Understanding and Controlling the Morphologies of Polyurethane-Based Particles in Aqueous Dispersions

Aqueous polyurethane modified acrylics (PUMAs) offer a low solvent route to environmentally friendly, high-performance coatings for paint producers like AkzoNobel. For effective product development, it is necessary to understand the control of the morphologies in dispersions.
The structural morphology of the polyurethane (PU) component is studied by small angle X-ray scattering (SAXS) on aqueous dispersions with varying compositions. This reveals a major population of spherical particles, and a minor population of supramolecular structures, formed by hydrogen-bonding of acidic fragments, and controlled by the acid content of the composition. Particle radius follows a surface charge model, developed for similarly amphiphilic acrylic statistical copolymers. In situ grazing incidence SAXS reveals that particles do not coalesce during drying, remaining discrete, embedded in a matrix comprising the minor population. Both the particle interfaces, and microphase separation of hard blocks and soft segments, form short-range periodic structures in the films.

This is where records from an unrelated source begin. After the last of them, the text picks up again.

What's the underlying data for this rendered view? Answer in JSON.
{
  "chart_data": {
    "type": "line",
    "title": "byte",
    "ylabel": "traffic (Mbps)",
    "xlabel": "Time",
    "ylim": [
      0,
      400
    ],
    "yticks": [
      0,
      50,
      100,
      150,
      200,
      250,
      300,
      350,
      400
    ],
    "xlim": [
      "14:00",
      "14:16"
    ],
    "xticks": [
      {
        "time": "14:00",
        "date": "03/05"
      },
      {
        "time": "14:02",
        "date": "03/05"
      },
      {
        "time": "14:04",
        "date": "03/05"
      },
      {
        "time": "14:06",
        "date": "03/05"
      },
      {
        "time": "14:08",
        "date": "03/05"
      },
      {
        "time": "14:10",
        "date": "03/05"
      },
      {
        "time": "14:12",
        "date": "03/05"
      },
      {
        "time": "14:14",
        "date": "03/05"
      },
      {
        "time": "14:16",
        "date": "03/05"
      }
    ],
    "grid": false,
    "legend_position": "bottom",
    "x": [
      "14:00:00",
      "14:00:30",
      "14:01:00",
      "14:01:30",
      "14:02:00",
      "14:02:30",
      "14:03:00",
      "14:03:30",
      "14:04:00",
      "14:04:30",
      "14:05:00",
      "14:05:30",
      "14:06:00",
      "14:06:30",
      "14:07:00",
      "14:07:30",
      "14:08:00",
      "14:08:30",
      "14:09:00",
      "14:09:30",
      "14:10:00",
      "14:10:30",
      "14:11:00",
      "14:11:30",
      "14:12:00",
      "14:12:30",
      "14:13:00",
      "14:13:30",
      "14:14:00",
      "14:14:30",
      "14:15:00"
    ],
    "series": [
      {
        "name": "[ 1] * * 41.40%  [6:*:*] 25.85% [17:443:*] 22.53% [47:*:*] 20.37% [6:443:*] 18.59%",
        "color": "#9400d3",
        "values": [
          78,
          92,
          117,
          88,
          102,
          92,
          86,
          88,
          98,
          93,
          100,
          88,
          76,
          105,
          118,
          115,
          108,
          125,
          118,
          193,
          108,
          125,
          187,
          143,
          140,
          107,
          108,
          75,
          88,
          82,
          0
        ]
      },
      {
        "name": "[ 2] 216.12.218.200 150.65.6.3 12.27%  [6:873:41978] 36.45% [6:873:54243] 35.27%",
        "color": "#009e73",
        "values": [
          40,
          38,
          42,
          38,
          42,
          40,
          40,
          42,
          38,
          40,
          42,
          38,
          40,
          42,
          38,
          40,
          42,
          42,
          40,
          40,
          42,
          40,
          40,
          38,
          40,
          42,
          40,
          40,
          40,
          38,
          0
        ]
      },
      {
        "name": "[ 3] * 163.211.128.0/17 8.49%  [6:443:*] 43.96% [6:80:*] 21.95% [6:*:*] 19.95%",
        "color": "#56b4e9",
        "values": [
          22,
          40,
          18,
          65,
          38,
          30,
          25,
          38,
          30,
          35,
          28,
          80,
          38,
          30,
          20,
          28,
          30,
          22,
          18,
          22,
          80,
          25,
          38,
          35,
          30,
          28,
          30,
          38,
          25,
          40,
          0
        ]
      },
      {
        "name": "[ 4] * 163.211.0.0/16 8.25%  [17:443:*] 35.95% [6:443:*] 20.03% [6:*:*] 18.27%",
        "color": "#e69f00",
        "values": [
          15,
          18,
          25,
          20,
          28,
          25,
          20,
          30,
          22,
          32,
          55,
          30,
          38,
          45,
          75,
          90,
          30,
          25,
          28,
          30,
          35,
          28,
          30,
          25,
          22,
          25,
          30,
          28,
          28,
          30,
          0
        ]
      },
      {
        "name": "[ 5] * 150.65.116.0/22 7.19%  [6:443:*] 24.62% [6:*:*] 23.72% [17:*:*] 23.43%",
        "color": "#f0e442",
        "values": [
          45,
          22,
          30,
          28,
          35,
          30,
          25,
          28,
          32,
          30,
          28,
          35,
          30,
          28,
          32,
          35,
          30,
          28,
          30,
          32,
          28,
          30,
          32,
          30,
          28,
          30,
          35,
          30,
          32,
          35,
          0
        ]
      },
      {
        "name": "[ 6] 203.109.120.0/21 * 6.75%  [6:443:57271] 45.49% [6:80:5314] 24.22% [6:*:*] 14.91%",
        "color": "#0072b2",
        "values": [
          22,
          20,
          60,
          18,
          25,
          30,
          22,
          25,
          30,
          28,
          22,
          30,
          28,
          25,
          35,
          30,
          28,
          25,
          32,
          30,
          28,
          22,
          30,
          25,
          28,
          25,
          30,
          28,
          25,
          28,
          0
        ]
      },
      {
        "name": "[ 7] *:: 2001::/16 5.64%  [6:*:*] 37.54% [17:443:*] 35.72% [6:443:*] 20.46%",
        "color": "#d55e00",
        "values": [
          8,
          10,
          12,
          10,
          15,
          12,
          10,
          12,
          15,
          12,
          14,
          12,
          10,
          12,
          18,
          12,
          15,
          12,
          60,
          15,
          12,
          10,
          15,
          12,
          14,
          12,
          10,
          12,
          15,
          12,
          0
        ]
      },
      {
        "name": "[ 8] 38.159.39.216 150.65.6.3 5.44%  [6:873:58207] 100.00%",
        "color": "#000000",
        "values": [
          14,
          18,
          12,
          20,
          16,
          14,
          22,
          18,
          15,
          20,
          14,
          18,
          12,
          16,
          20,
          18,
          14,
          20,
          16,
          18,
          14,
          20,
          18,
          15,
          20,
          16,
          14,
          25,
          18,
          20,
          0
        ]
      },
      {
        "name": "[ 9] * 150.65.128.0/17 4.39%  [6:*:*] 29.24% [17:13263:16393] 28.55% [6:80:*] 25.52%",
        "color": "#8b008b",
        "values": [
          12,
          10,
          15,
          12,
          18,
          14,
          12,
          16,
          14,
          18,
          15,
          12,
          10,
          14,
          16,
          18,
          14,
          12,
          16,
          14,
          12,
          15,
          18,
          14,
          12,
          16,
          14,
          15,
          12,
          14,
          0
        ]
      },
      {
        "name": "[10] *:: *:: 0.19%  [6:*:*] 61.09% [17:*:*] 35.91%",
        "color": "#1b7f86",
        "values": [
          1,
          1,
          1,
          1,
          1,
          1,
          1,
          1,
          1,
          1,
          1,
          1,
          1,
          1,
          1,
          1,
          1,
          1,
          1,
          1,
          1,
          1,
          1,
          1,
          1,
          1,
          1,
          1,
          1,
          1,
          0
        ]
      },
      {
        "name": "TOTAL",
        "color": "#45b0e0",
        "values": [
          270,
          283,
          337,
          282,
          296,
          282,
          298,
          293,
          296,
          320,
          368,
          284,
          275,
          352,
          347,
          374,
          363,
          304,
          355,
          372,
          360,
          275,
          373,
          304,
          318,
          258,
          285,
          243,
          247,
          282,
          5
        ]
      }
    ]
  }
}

Various synthetic routes to aqueous PUMA dispersions are considered. It is found that adding acrylic monomer as the solvent for PU prepolymer synthesis yields the most uniform PUMA particles with the least scattering contribution from interparticle interactions. SAXS analysis is carried out on 16 PUMAs (or PU/polystyrenes) and their precursors, made with 3 methacrylic and styrene monomers, at 4 PU/monomer ratios. Structural models, featuring homogeneous spheres, core-shell particles and dissolved supramolecular structures, are applied to analyse SAXS profiles and reveal that precursor particle morphology depends on monomer/PU compatibility. For PUMAs and PU/polystyrenes, hydrophobic butyl methacrylate and styrene generate core-shell particles, while methyl methacrylate's higher water solubility results in more intricate morphologies. Morphology evolution during polymerisation of precursors to PUMAs is studied by time-resolved in situ SAXS. Application of structural models to the time-resolved data, on a representative composition, is interpreted in terms of monomer migration from reservoir droplets, and the polymerisation and phase separation kinetics.